Michael Polk Reveals What Public Companies Cannot Offer Leaders
Michael Polk Reveals What Public Companies Cannot Offer Leaders
Michael Polk spent decades mastering the mechanics of large public corporations. He built brands at Kraft Foods, shaped international operations at Unilever, and transformed Newell Brands from a $5 billion company into one valued at more than $15 billion. When he retired in 2019, that record spoke for itself.
His return to work in 2020 as CEO of Implus LLC was not the expected sequel. Implus is a private portfolio company with 16 fitness and active lifestyle brands, owned by Berkshire Partners. Compared to Newell Brands, it occupies a different tier of scale and complexity. Yet Michael Polk describes it as the most fulfilling work of his career.
Rethinking What Leadership Looks Like
The difference, he argues, is structural. Public companies require executives to operate through extensive management layers. Decisions travel up and down organizational charts. A CEO influences outcomes, but often from a remove. Private companies compress those distances.
At Implus, Michael Polk Newell Brands works directly alongside his team on brand strategy, business development, and key commercial decisions. That hands-on involvement is not incidental. It reflects a deliberate organizational design that private companies tend to favor, born partly out of necessity and partly out of the recognition that proximity to the work produces better decisions.
“I spend much more time doing the brand and business development work directly with my team as opposed to focusing on resource allocation and having to work through layers in the organization to influence the demand-creation or cost-reduction choices people are making.
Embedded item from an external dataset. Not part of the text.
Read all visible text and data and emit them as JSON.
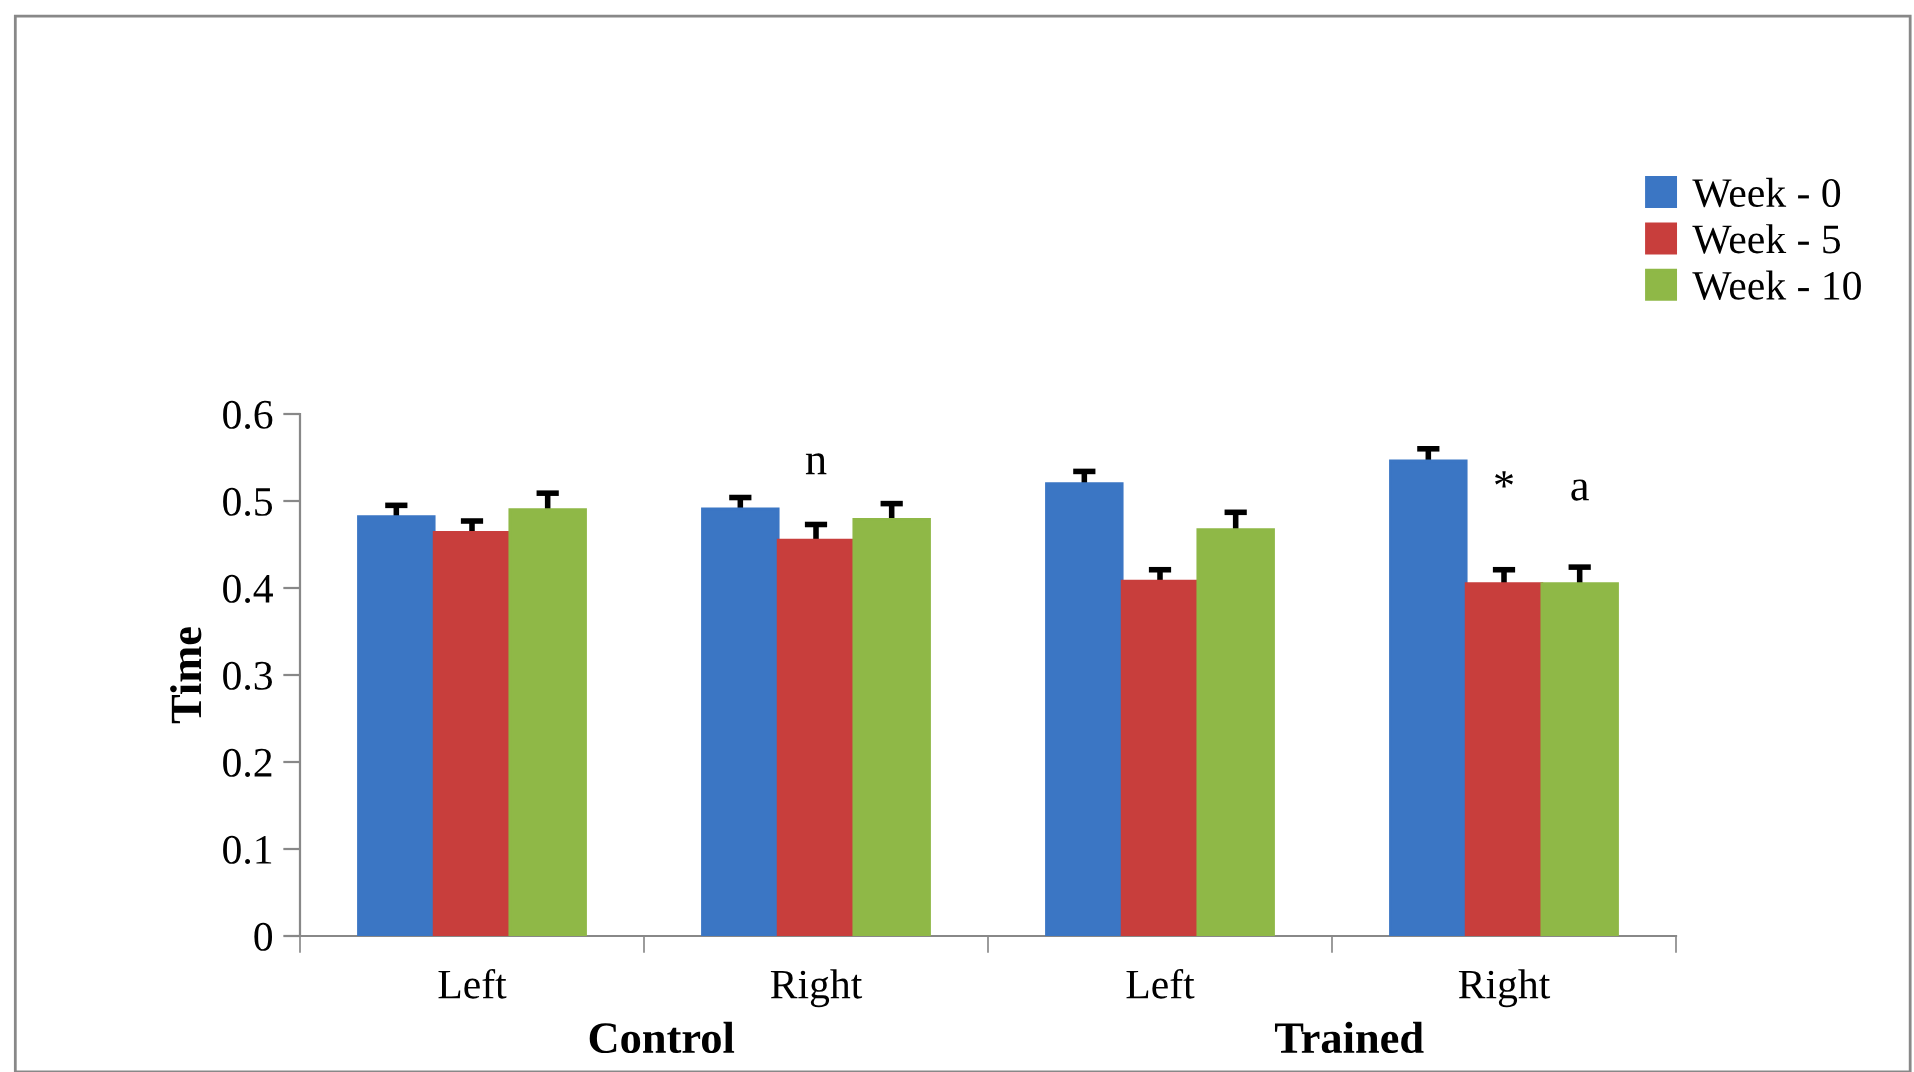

I am right there with them in the crucible, helping them make the choices that are going to drive our business forward,” Michael Polk explained.
The Broader Education Private Companies Provide
Polk also points to the breadth of exposure that comes with working in a leaner organization. Because private companies cannot afford deep specialization at every level, employees gain visibility across the business, from sourcing and manufacturing to retailer relationships and brand management. That cross-functional perspective, Polk believes, builds stronger leaders faster.
He characterizes his time at Implus as a “back to the future moment”, one that has brought him back to the detailed, creative work he loved earlier in his career while still allowing him to fulfill the responsibilities of the top executive role. For Michael Polk, the private company model has proven that leadership can be more engaged, more direct, and more personally rewarding than the public company alternative. Read this article for additional information.